O intruso não respondeu. Apenas caminhou alguns passos, observando atentamente o ambiente. Um lugar devastado pela doença que ali aniquilara quase a população inteira, além de animais e plantas. Sim! Plantas!

Tão adoráveis plantas, que floreiam os jardins e embelezam os ambientes tristes e mortos, que mostram que a vida sempre é fruto de esperança e prosperidade.

Um purificado caminha até o viajante e prontamente interroga-o:

- O que queres? Não vês que não há nada aqui? É uma província sem futuro. Todos estão destinados a morrer.

A voz do curandeiro infectado era grave e velha, doente.

- Ninguém está destinado a morrer. Quantas pessoas assassinaste desde que o primeiro homem ou mulher respirou, como alegas, a praga?

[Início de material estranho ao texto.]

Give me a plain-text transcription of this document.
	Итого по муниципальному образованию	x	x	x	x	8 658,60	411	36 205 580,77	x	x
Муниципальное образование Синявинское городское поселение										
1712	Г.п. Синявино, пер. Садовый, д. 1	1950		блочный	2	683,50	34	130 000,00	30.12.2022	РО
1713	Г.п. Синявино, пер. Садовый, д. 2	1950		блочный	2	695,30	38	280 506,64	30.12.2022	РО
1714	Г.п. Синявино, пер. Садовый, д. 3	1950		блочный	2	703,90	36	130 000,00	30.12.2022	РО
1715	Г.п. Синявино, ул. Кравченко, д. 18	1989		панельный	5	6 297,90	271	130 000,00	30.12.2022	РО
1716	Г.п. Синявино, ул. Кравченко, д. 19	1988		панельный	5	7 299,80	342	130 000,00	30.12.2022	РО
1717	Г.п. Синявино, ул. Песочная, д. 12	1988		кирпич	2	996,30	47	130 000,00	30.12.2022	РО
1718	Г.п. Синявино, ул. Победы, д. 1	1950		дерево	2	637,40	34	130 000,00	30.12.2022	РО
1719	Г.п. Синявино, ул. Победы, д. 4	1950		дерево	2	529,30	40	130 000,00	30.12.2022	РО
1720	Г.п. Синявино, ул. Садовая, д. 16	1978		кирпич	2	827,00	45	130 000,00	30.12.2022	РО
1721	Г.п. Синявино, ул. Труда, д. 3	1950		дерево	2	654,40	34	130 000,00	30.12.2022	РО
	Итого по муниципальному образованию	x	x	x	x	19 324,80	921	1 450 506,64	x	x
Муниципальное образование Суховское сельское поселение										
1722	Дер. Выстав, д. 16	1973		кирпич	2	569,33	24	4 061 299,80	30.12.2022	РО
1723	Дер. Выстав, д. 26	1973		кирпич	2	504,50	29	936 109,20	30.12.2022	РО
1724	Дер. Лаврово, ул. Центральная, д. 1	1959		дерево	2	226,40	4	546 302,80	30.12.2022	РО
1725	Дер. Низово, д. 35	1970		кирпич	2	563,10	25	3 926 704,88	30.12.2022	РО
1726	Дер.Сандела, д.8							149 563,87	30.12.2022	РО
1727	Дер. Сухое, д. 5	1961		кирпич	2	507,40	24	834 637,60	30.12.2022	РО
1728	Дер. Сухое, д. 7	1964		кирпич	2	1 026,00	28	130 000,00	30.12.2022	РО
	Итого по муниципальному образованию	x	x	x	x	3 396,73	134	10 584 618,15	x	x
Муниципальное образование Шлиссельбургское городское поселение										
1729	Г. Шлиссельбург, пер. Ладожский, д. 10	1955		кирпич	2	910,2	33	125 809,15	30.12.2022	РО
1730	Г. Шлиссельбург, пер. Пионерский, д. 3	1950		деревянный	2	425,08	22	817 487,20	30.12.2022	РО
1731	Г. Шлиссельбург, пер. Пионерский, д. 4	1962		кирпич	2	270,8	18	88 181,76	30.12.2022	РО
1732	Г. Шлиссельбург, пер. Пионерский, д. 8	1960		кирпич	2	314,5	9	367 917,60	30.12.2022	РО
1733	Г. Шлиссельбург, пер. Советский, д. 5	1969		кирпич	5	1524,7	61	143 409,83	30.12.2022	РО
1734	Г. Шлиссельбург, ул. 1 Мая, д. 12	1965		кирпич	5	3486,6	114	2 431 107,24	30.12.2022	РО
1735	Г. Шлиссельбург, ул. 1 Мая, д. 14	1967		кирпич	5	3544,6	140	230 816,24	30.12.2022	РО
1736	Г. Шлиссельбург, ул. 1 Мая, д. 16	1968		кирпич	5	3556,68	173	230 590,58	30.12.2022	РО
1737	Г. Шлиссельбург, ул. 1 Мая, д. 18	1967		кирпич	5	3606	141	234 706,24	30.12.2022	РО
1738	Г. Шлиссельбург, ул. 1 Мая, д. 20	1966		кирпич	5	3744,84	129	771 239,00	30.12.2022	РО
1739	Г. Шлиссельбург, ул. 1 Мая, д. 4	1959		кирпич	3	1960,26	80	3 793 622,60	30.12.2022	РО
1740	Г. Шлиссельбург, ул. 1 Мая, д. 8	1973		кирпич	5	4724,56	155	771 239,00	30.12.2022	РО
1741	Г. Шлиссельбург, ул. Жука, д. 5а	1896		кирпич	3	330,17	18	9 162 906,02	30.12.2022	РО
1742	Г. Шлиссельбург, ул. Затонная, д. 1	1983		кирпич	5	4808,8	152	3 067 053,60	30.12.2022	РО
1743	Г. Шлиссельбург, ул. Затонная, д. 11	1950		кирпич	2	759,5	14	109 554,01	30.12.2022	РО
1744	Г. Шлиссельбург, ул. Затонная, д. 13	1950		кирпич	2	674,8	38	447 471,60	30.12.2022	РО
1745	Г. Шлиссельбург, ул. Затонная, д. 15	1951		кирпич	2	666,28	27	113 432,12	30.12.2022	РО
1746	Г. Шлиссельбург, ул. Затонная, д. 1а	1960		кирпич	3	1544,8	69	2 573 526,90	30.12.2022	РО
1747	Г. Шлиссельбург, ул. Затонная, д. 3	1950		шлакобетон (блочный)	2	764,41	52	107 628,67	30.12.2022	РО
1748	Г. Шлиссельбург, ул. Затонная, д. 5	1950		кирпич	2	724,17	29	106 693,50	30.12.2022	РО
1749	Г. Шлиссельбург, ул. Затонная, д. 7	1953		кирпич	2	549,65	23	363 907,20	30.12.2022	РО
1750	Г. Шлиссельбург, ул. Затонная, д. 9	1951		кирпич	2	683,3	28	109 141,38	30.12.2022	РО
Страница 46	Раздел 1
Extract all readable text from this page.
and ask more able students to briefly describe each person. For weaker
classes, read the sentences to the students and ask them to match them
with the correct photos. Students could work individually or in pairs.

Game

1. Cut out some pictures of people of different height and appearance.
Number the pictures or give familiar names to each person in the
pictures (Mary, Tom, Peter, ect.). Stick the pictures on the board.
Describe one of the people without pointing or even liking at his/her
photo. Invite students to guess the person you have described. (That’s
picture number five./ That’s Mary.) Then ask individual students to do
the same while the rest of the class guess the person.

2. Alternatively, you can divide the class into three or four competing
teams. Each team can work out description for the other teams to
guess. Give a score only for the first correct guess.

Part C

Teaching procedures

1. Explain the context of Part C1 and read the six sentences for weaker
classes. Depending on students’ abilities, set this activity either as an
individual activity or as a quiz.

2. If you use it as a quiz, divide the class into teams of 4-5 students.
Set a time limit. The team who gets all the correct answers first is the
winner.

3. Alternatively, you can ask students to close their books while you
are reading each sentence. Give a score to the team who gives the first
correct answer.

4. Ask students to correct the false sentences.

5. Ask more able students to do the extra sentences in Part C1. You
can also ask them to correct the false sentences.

O sacerdote formulava uma resposta, mesmo com dificuldade em pensar, pela surpresa da pergunta sem sentido. A peste viera de muito longe, provavelmente, de algum infeliz que a transmitiu ao longo do tempo e passou o mar ar para outros hospedeiros, oras!

Antes que pudesse responder algo, o cavaleiro deu um sorriso e prosseguiu:

- Tão fácil... tão previsível. Uma recompensa eu lhe entrego pelo enorme serviço dispensado em meu nome.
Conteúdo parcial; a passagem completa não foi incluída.